I spent 20 minutes between guiding it because it was putting the translation in the wrong cells, asking it not to convert the cells to a fancy table, and finally, convincing it that it really had access to alter the document, because at some point it denied it. I wasn't being rude, but it seems I somehow made it evasive.
I had to ask it to translate in the chat, and manually copy-pasted the translations in the proper cells myself. Bonus points because it only translated like ten cells at a time, and truncated the reply with a "More cells translated" message.
I can't imagine how hard it would be to handhold an LLM while working in a complex code base. I guess they are a godsend for prototypes and proofs of concept, but they can't beat a competent engineer yet. It's like that joke where a student answers that 2+2=5, and when questioned, he replies that his strength is speed, not accuracy.
So I have a different experience with Claude Code, but I'm not trying to say you're holding it wrong, just adding a data point, and then, maybe I got lucky.
And this is not tied to the LLMs. It's that to EVERYTHING we do. There are limits everywhere.
And for humans the context window might be smaller, but at least we have developed methods of abstracting different context windows, by making libraries.
Now, as a trade-off of trying to go super-fast, changes need to be made in response to your current prompts, and there is no time validate behavior in cases you haven't considered.
And regardless of whether you have abstractions in libraries, or whether you have inlined code everywhere, you're gonna have issues.
With libraries changes in behavior are going to impact code in places you don't want, but also, you don't necessarily know, as you haven't tested all paths.
With inlined code everywhere you're probably going to miss instances, or code goes on to live its own life and you lose track of it.
They built a skyscraper while shifting out foundational pieces. And now a part of the skyscraper is on the foundation of your backyard shed.
folks have created software by "vibe coding". It is now time to "face the music" when doing so for production grade software at scale.
That's a big, slow, and expensive process though.
Will Anthropic actually do that or will they keep throwing AI at it and hope the AI figures this approach out?
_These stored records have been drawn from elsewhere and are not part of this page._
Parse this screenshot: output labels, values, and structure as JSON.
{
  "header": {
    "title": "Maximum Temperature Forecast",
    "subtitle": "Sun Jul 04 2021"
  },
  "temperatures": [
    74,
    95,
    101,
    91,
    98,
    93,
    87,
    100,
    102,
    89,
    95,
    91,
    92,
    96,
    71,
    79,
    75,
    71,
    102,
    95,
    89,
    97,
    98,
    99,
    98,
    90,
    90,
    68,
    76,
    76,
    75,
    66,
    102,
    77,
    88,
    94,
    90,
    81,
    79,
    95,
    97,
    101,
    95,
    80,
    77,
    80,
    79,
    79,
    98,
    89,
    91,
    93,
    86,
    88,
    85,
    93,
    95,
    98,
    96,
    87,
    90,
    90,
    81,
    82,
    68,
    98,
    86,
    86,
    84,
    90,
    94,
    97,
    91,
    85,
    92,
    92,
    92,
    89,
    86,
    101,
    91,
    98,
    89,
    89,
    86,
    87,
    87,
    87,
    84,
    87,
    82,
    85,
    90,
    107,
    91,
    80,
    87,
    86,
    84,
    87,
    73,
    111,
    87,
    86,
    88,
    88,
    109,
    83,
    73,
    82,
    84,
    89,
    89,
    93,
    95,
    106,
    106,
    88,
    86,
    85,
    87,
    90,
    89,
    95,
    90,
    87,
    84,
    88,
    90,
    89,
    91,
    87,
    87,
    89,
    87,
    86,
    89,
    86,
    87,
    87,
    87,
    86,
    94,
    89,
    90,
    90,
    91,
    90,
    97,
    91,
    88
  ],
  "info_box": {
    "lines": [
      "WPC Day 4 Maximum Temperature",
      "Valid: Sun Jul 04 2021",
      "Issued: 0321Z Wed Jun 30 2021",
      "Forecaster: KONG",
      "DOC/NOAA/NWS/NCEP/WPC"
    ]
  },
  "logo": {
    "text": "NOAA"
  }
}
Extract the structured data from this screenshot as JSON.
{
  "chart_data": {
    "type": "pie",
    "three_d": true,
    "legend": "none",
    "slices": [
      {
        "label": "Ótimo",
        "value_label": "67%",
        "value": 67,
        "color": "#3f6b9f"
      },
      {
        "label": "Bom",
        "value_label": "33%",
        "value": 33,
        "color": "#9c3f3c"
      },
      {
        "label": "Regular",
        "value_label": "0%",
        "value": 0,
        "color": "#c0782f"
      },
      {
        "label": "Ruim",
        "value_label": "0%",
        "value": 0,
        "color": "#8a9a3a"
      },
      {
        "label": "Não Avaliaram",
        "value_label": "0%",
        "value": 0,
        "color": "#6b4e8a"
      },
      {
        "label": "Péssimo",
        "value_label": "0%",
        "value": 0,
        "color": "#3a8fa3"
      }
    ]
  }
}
We shall see...
---
> Just my own observation that the same pattern has occurred at least 3 times now:
> release a model; overhype it; provide max compute; sell it as the new baseline
> this attracts a new wave of users to show exponential growth & bring in the next round of VC funding (they only care about MAU going up, couldn’t care less about existing paying users)
> slowly degrade the model and reduce inference
> when users start complaining, initially ignore them entirely then start gaslighting and make official statements denying any degradation
> then frame it as a tiny minority of users experiencing issues then, when pressure grows, blame it on an “accidentally” misconfigured servers that “unintentionally” reduced quality (which coincidentally happened to save the company tonnes of $).
I cancelled my subscription.
Just because 99% of the things you read are critical and negatively biased doesn't mean the subsequent determination or the consensus among participants in the public conversation have anything to do with reality.
Dario is delusional, for this and other reasons.